ACLED (Armed Conflict Location and Event Dataset) is the most comprehensive public collection of political violence data for developing states. These data contain information on the specific dates and locations of political violence, the types of event, the groups involved, fatalities and changes in territorial control. Information is recorded on the battles, killings, riots, and recruitment activities of rebels, governments, militias, armed groups, protesters and civilians. Event data are derived from a variety of sources, mainly concentrating on reports from war zones, humanitarian agencies, and research publications.
As of early 2013, ACLED has recorded over 75,000 individual events. In the Africa set, 65,000 events from 1997-2012 have the following breakdown: 40% % are battles between governments, rebels, and militias; 34% are events in which civilians are directly targeted and harmed; 18% are riots and protests; and 7.5% is non-violent activity including rebel recruitment, arrests or base establishment. The coverage area extends throughout Africa, several Asian states, and Haiti.
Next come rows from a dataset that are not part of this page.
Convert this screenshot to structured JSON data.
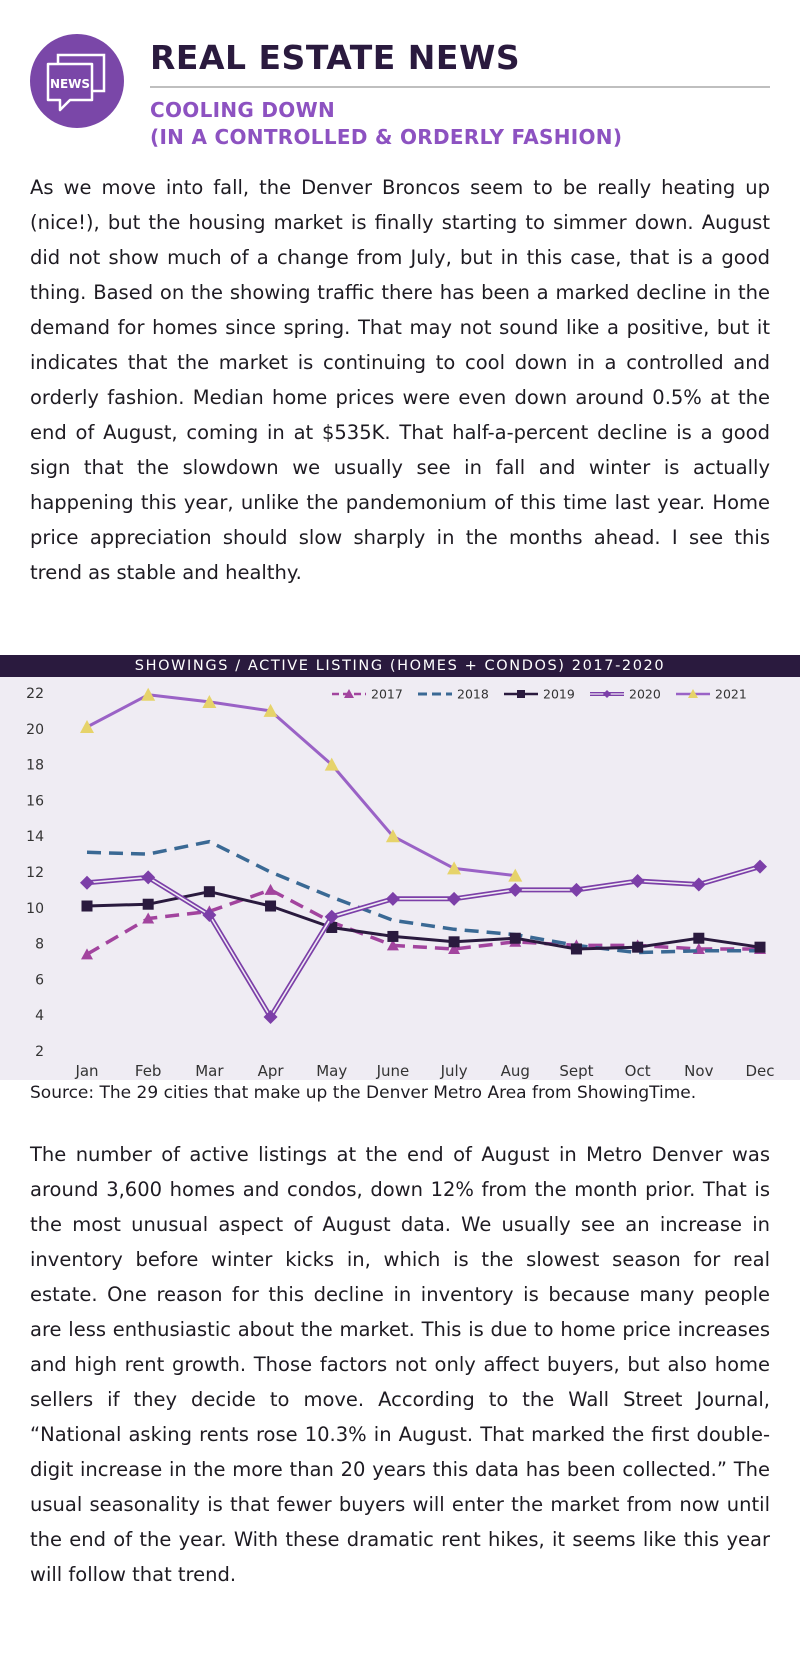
{
  "header": {
    "icon_label": "NEWS",
    "title": "REAL ESTATE NEWS",
    "subtitle_line1": "COOLING DOWN",
    "subtitle_line2": "(IN A CONTROLLED & ORDERLY FASHION)"
  },
  "article": {
    "paragraph1": "As we move into fall, the Denver Broncos seem to be really heating up (nice!), but the housing market is finally starting to simmer down. August did not show much of a change from July, but in this case, that is a good thing. Based on the showing traffic there has been a marked decline in the demand for homes since spring. That may not sound like a positive, but it indicates that the market is continuing to cool down in a controlled and orderly fashion. Median home prices were even down around 0.5% at the end of August, coming in at $535K. That half-a-percent decline is a good sign that the slowdown we usually see in fall and winter is actually happening this year, unlike the pandemonium of this time last year. Home price appreciation should slow sharply in the months ahead. I see this trend as stable and healthy.",
    "paragraph2": "The number of active listings at the end of August in Metro Denver was around 3,600 homes and condos, down 12% from the month prior. That is the most unusual aspect of August data. We usually see an increase in inventory before winter kicks in, which is the slowest season for real estate. One reason for this decline in inventory is because many people are less enthusiastic about the market. This is due to home price increases and high rent growth. Those factors not only affect buyers, but also home sellers if they decide to move. According to the Wall Street Journal, “National asking rents rose 10.3% in August. That marked the first double-digit increase in the more than 20 years this data has been collected.” The usual seasonality is that fewer buyers will enter the market from now until the end of the year. With these dramatic rent hikes, it seems like this year will follow that trend.",
    "source": "Source: The 29 cities that make up the Denver Metro Area from ShowingTime."
  },
  "chart_data": {
    "type": "line",
    "title": "SHOWINGS / ACTIVE LISTING (HOMES + CONDOS) 2017-2020",
    "categories": [
      "Jan",
      "Feb",
      "Mar",
      "Apr",
      "May",
      "June",
      "July",
      "Aug",
      "Sept",
      "Oct",
      "Nov",
      "Dec"
    ],
    "ylim": [
      2,
      22
    ],
    "yticks": [
      2,
      4,
      6,
      8,
      10,
      12,
      14,
      16,
      18,
      20,
      22
    ],
    "grid": false,
    "legend_position": "top-right",
    "series": [
      {
        "name": "2017",
        "color": "#a2449e",
        "style": "dashed",
        "marker": "triangle",
        "values": [
          7.4,
          9.4,
          9.8,
          11.0,
          9.2,
          7.9,
          7.7,
          8.1,
          7.9,
          7.9,
          7.7,
          7.7
        ]
      },
      {
        "name": "2018",
        "color": "#3a6994",
        "style": "dashed",
        "marker": "none",
        "values": [
          13.1,
          13.0,
          13.7,
          12.0,
          10.6,
          9.3,
          8.8,
          8.5,
          7.9,
          7.5,
          7.6,
          7.6
        ]
      },
      {
        "name": "2019",
        "color": "#2a1a3e",
        "style": "solid",
        "marker": "square",
        "values": [
          10.1,
          10.2,
          10.9,
          10.1,
          8.9,
          8.4,
          8.1,
          8.3,
          7.7,
          7.8,
          8.3,
          7.8
        ]
      },
      {
        "name": "2020",
        "color": "#7c3fa8",
        "style": "double",
        "marker": "diamond",
        "values": [
          11.4,
          11.7,
          9.6,
          3.9,
          9.5,
          10.5,
          10.5,
          11.0,
          11.0,
          11.5,
          11.3,
          12.3
        ]
      },
      {
        "name": "2021",
        "color": "#9a62c6",
        "style": "solid",
        "marker": "triangle-yellow",
        "values": [
          20.1,
          21.9,
          21.5,
          21.0,
          18.0,
          14.0,
          12.2,
          11.8,
          null,
          null,
          null,
          null
        ]
      }
    ]
  },
  "colors": {
    "title": "#2a1a3e",
    "accent": "#8d52c1",
    "band": "#2a1a3e",
    "chart_bg": "#efecf3",
    "marker_2021": "#e6d36a"
  }
}
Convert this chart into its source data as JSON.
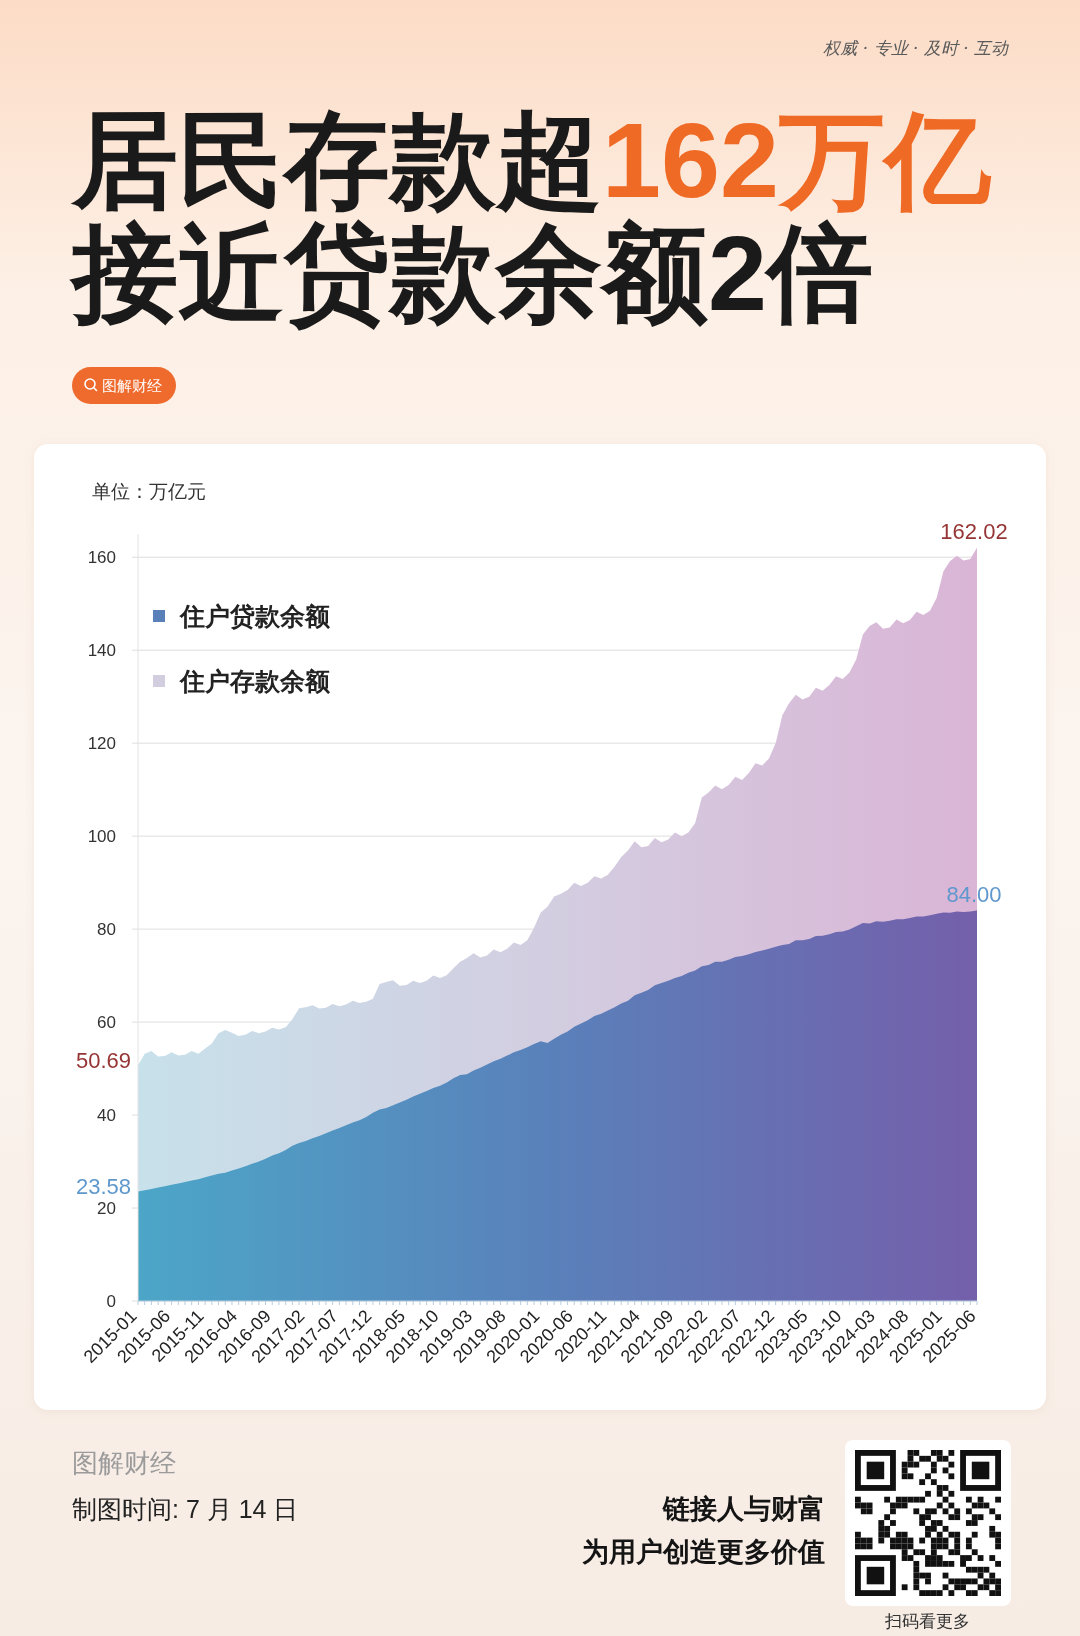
{
  "chart_data": {
    "type": "area",
    "title": "居民存款超162万亿",
    "subtitle": "接近贷款余额2倍",
    "ylabel": "单位：万亿元",
    "categories": [
      "2015-01",
      null,
      null,
      null,
      null,
      "2015-06",
      null,
      null,
      null,
      null,
      "2015-11",
      null,
      null,
      null,
      null,
      "2016-04",
      null,
      null,
      null,
      null,
      "2016-09",
      null,
      null,
      null,
      null,
      "2017-02",
      null,
      null,
      null,
      null,
      "2017-07",
      null,
      null,
      null,
      null,
      "2017-12",
      null,
      null,
      null,
      null,
      "2018-05",
      null,
      null,
      null,
      null,
      "2018-10",
      null,
      null,
      null,
      null,
      "2019-03",
      null,
      null,
      null,
      null,
      "2019-08",
      null,
      null,
      null,
      null,
      "2020-01",
      null,
      null,
      null,
      null,
      "2020-06",
      null,
      null,
      null,
      null,
      "2020-11",
      null,
      null,
      null,
      null,
      "2021-04",
      null,
      null,
      null,
      null,
      "2021-09",
      null,
      null,
      null,
      null,
      "2022-02",
      null,
      null,
      null,
      null,
      "2022-07",
      null,
      null,
      null,
      null,
      "2022-12",
      null,
      null,
      null,
      null,
      "2023-05",
      null,
      null,
      null,
      null,
      "2023-10",
      null,
      null,
      null,
      null,
      "2024-03",
      null,
      null,
      null,
      null,
      "2024-08",
      null,
      null,
      null,
      null,
      "2025-01",
      null,
      null,
      null,
      null,
      "2025-06"
    ],
    "series": [
      {
        "name": "住户贷款余额",
        "color": "#5a80ba",
        "values": [
          23.58,
          23.8,
          24.1,
          24.4,
          24.7,
          25.0,
          25.3,
          25.6,
          25.9,
          26.2,
          26.6,
          27.0,
          27.4,
          27.6,
          28.1,
          28.5,
          29.0,
          29.5,
          30.0,
          30.6,
          31.3,
          31.8,
          32.5,
          33.4,
          34.0,
          34.4,
          35.0,
          35.5,
          36.1,
          36.7,
          37.2,
          37.8,
          38.4,
          38.9,
          39.6,
          40.5,
          41.2,
          41.5,
          42.1,
          42.7,
          43.3,
          44.0,
          44.6,
          45.2,
          45.8,
          46.3,
          47.0,
          47.9,
          48.6,
          48.8,
          49.6,
          50.2,
          50.9,
          51.6,
          52.1,
          52.8,
          53.5,
          54.0,
          54.6,
          55.3,
          55.9,
          55.5,
          56.4,
          57.3,
          58.0,
          59.0,
          59.7,
          60.4,
          61.3,
          61.8,
          62.5,
          63.2,
          64.0,
          64.6,
          65.8,
          66.3,
          66.9,
          67.9,
          68.4,
          68.9,
          69.5,
          69.9,
          70.6,
          71.1,
          72.0,
          72.3,
          73.0,
          73.0,
          73.4,
          74.0,
          74.2,
          74.6,
          75.1,
          75.4,
          75.8,
          76.2,
          76.6,
          76.8,
          77.6,
          77.6,
          77.9,
          78.5,
          78.6,
          78.9,
          79.4,
          79.5,
          79.9,
          80.6,
          81.3,
          81.2,
          81.7,
          81.6,
          81.8,
          82.1,
          82.1,
          82.4,
          82.7,
          82.7,
          83.0,
          83.3,
          83.6,
          83.5,
          83.8,
          83.7,
          83.8,
          84.0
        ],
        "value_labels": [
          "23.58",
          null,
          null,
          null,
          null,
          null,
          null,
          null,
          null,
          null,
          null,
          null,
          null,
          null,
          null,
          null,
          null,
          null,
          null,
          null,
          null,
          null,
          null,
          null,
          null,
          null,
          null,
          null,
          null,
          null,
          null,
          null,
          null,
          null,
          null,
          null,
          null,
          null,
          null,
          null,
          null,
          null,
          null,
          null,
          null,
          null,
          null,
          null,
          null,
          null,
          null,
          null,
          null,
          null,
          null,
          null,
          null,
          null,
          null,
          null,
          null,
          null,
          null,
          null,
          null,
          null,
          null,
          null,
          null,
          null,
          null,
          null,
          null,
          null,
          null,
          null,
          null,
          null,
          null,
          null,
          null,
          null,
          null,
          null,
          null,
          null,
          null,
          null,
          null,
          null,
          null,
          null,
          null,
          null,
          null,
          null,
          null,
          null,
          null,
          null,
          null,
          null,
          null,
          null,
          null,
          null,
          null,
          null,
          null,
          null,
          null,
          null,
          null,
          null,
          null,
          null,
          null,
          null,
          null,
          null,
          null,
          null,
          null,
          null,
          null,
          "84.00"
        ]
      },
      {
        "name": "住户存款余额",
        "color": "#d3cde0",
        "values": [
          50.69,
          53.2,
          53.8,
          52.6,
          52.7,
          53.5,
          52.8,
          53.0,
          53.8,
          53.2,
          54.3,
          55.4,
          57.6,
          58.3,
          57.7,
          57.0,
          57.3,
          58.1,
          57.6,
          58.0,
          58.8,
          58.4,
          58.9,
          60.6,
          63.0,
          63.2,
          63.6,
          62.9,
          63.1,
          63.9,
          63.4,
          63.8,
          64.6,
          64.1,
          64.4,
          65.0,
          68.2,
          68.6,
          69.0,
          67.8,
          68.0,
          68.9,
          68.4,
          68.9,
          70.0,
          69.5,
          70.1,
          71.6,
          73.0,
          73.8,
          74.8,
          73.9,
          74.3,
          75.6,
          75.0,
          75.8,
          77.1,
          76.6,
          77.6,
          80.3,
          83.6,
          84.8,
          87.0,
          87.6,
          88.4,
          90.0,
          89.3,
          90.0,
          91.4,
          90.9,
          91.7,
          93.4,
          95.5,
          96.9,
          98.9,
          97.6,
          97.9,
          99.6,
          98.7,
          99.3,
          100.8,
          100.0,
          100.8,
          102.8,
          108.3,
          109.4,
          110.9,
          110.1,
          111.0,
          112.8,
          112.1,
          113.6,
          115.7,
          115.2,
          116.7,
          120.0,
          126.0,
          128.6,
          130.4,
          129.4,
          130.0,
          131.9,
          131.3,
          132.5,
          134.4,
          133.8,
          135.2,
          138.0,
          143.4,
          145.2,
          146.0,
          144.6,
          144.9,
          146.6,
          145.8,
          146.5,
          148.3,
          147.6,
          148.5,
          151.3,
          157.0,
          159.2,
          160.3,
          159.3,
          159.6,
          162.02
        ],
        "value_labels": [
          "50.69",
          null,
          null,
          null,
          null,
          null,
          null,
          null,
          null,
          null,
          null,
          null,
          null,
          null,
          null,
          null,
          null,
          null,
          null,
          null,
          null,
          null,
          null,
          null,
          null,
          null,
          null,
          null,
          null,
          null,
          null,
          null,
          null,
          null,
          null,
          null,
          null,
          null,
          null,
          null,
          null,
          null,
          null,
          null,
          null,
          null,
          null,
          null,
          null,
          null,
          null,
          null,
          null,
          null,
          null,
          null,
          null,
          null,
          null,
          null,
          null,
          null,
          null,
          null,
          null,
          null,
          null,
          null,
          null,
          null,
          null,
          null,
          null,
          null,
          null,
          null,
          null,
          null,
          null,
          null,
          null,
          null,
          null,
          null,
          null,
          null,
          null,
          null,
          null,
          null,
          null,
          null,
          null,
          null,
          null,
          null,
          null,
          null,
          null,
          null,
          null,
          null,
          null,
          null,
          null,
          null,
          null,
          null,
          null,
          null,
          null,
          null,
          null,
          null,
          null,
          null,
          null,
          null,
          null,
          null,
          null,
          null,
          null,
          null,
          null,
          "162.02"
        ]
      }
    ],
    "ylim": [
      0,
      165
    ],
    "yticks": [
      0,
      20,
      40,
      60,
      80,
      100,
      120,
      140,
      160
    ],
    "grid": "y",
    "legend": "top left",
    "annotations": [
      "权威 · 专业 · 及时 · 互动",
      "图解财经",
      "图解财经",
      "制图时间: 7 月 14 日",
      "链接人与财富",
      "为用户创造更多价值",
      "扫码看更多"
    ]
  }
}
Despite the waning of civil wars across the developing world, ACLED shows that political violence rates have remained stable in the past seventeen years. An increase in political violence across Africa from 2007 has offset a sharp decrease from 2002 to 2006. From 1997-2012, riots, protests and violence against civilians have increased, while the frequency of violent battles has decreased.
ACLED collects real-time data for select high-risk states in Africa. Real-time data is available at the Climate Change and African Political Stability Project (CCAPS) website.
ACLED also produces a monthly conflict report which reviews and analyses new events and patterns from real-time data.
All ACLED data can be downloaded on this site by country in excel and GIS formats. While the information is designed for disaggregated conflict analysis and crisis mapping, these data can be used in any GIS, any mapping program, or statistical package.